When is an account eligible for escheatment to the state?
The escheatment rules for non-ERISA accounts are subject to the state laws of the trustee/custodian. Each state has its own set of requirements, which can typically be found on the website for the state’s unclaimed property program via the state treasury department. The state requirements for escheatment of retirement assets can vary. Generally, the account must be inactive for a specific “dormancy period”, and the participant must either reach a specified age or distributable event.
Because of the DOL’s interpretation of ERISA preemption, accounts subject to ERISA can generally only be escheated at the direction of the courts after considering the state’s escheat laws as they apply to a specific case. If a plan has been abandoned, the DOL’s abandoned plan program can be used to appoint an administrator to terminate the plan. In these cases, and when missing participants impede a plan’s termination process, it has been an acceptable practice to escheat the assets of a missing participant under the state’s unclaimed property statute.
Q3: Can assets be escheated in-kind?
A3: Typically, yes, but again this could vary from state to state.
Q4: Does escheating assets to the State require a 1099-R?
A4: Yes. PenServ contacted the IRS to confirm that a 1099-R be issued at escheatment and they agreed. Additionally, in their 2015 report, the IRS Information Reporting Program Advisory Committee (IRPAC) indicated the committee believed IRA assets escheated to state governments are distributions includable in gross income, and should be reported on Form 1099-R. IRPAC stated that escheated distributions reported on Form 1099-R would hasten recovery of the money from the state, because it would trigger a deficiency notice from IRS to the taxpayer if they file their annual tax return without including the escheated distribution as part of their taxable income.
Q5: Does tax withholding apply to the escheated distribution?
A5: Yes. This was made clear in the 2015 IRPAC report as well. Remember that withholding applies unless the taxpayer waives it, and since they are missing waiving is not an option.
Q6: What code should be used in box 7 to report the distribution on the 1099-R?
A6: There is no clear guidance as to specific reporting codes at this time. In our discussions with the IRS, we suggested that the age-based distribution code be used (either 1 or 7), and they agreed that would be acceptable. This may change in the future however, since one of the 2015 IRPAC recommendations was that the IRS create a new Form 1099-R distribution code for Box 7, titled “IRA Assets Escheated to State.” The IRPAC report indicates IRA assets escheated to state governments are distributions includable in gross income.
Q7: Are escheated distributions eligible for rollover once claimed by the participant?
A7: No formal guidance has been issued on whether reclaimed assets are eligible for rollover. When we posed this question to the IRS the answer we received was yes, provided they are rolled over within 60 days of receipt. It is important to note that in this case, the taxpayer actually did not receive the distribution until after the state contacted them, not when the distribution was made to the state.
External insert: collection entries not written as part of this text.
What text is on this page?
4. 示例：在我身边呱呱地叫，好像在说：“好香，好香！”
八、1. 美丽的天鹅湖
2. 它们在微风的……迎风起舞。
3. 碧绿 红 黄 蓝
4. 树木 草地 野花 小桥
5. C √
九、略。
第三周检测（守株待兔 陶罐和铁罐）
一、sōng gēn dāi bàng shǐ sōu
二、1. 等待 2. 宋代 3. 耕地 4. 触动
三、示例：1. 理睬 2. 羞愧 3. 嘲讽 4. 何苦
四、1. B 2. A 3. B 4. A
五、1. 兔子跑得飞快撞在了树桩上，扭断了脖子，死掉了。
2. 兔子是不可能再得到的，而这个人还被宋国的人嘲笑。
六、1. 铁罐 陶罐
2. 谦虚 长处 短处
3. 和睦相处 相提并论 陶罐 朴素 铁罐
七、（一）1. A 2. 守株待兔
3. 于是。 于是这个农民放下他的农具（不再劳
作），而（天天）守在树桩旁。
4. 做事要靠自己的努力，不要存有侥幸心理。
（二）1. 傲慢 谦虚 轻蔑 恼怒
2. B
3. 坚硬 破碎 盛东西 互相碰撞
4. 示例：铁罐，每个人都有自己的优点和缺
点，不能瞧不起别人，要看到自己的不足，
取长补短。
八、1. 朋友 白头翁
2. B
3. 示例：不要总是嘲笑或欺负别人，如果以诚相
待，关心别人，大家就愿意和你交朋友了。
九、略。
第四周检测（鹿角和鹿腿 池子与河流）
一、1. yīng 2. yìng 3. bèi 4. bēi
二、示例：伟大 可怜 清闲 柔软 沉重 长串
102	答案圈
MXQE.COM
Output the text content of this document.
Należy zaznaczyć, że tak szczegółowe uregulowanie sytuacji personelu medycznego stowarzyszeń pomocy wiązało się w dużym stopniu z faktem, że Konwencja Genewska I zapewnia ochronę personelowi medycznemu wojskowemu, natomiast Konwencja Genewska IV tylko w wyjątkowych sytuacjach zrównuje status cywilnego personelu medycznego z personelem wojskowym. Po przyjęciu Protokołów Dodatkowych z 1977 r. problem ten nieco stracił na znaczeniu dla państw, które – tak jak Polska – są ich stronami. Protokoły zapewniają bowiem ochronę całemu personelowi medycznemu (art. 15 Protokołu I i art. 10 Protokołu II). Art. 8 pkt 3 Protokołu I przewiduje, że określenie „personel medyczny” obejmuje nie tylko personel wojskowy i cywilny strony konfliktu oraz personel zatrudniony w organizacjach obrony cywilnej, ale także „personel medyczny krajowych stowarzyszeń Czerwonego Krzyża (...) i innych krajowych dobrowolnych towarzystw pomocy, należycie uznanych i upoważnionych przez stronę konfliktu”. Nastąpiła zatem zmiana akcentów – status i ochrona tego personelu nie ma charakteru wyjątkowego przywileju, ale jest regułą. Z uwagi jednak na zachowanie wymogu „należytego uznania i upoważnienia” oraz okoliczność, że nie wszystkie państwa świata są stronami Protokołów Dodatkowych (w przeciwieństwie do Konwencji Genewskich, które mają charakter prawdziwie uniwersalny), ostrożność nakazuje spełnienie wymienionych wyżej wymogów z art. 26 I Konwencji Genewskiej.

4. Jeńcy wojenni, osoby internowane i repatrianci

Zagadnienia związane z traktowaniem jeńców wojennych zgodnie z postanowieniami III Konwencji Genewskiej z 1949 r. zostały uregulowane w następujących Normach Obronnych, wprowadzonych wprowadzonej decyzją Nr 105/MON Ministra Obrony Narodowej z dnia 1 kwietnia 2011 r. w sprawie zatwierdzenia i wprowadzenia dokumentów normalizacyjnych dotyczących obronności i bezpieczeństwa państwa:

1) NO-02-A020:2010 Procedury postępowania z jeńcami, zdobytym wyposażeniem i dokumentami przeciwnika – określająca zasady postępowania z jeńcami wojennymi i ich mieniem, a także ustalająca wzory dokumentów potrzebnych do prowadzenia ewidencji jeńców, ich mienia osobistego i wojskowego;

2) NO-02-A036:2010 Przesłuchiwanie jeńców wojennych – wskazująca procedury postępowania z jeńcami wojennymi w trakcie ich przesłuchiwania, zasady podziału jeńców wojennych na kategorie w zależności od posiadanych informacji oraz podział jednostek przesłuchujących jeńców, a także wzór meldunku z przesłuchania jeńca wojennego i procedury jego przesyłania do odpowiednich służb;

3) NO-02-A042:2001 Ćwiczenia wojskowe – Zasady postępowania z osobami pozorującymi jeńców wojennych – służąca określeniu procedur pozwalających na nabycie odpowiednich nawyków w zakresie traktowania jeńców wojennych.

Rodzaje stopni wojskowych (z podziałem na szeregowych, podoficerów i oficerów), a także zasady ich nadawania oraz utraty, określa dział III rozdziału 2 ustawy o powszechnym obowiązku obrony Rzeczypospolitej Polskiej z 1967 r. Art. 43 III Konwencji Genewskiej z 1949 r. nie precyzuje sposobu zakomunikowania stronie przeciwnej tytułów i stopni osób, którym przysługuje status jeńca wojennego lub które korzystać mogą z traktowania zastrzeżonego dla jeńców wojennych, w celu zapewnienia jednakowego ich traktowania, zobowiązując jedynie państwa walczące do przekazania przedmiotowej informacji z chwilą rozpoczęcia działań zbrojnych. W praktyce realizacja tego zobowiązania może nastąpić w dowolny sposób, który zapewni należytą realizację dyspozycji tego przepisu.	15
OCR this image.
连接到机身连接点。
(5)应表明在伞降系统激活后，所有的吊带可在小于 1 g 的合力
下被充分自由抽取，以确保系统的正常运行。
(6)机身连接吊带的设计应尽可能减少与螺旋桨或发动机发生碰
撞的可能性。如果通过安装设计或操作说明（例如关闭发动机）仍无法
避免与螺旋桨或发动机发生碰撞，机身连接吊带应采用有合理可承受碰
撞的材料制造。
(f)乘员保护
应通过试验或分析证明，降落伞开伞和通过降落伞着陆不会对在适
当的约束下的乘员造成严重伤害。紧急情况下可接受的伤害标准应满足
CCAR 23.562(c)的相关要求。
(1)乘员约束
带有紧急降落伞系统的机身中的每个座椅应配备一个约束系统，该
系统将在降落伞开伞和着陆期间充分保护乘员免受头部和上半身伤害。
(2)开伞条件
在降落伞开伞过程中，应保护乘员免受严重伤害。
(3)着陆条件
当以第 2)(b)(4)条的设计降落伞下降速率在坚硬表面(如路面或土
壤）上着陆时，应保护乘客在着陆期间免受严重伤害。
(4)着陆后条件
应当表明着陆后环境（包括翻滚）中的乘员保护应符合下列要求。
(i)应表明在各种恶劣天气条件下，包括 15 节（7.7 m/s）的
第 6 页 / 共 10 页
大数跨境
Q8: If IRA assets escheated to the state consisted of property, and the state subsequently sold the property and is now holding cash, can the taxpayer roll the cash back to the IRA? (Keep in mind that the IRA rollover rules contain a restriction that when rolling over property, the same property must be rolled over to the receiving IRA within 60 days.)
A8: Since no formal guidance has been issued, once again we went to the IRS, and their answer was yes. Though on its surface this violates the IRA regulations, their position is that the taxpayer DID NOT sell the property (the state did!), so if the financial institution can buy back the same property that was sold, this is ‘”an equitable solution.”
Q9: Will the IRS issue guidance regarding escheatment?
A9: Yes. It is our understanding that this has been a topic of discussions within the organization, and that they are preparing to issue guidance sometime in the future.
Susan D. Diehl, CPC, QPA, ERPA, is President, PenServ Plan Services, Inc. and Chair of the NTSA Communications Committee.
Opinions expressed are those of the author, and do not necessarily reflect the views of NTSA or its members.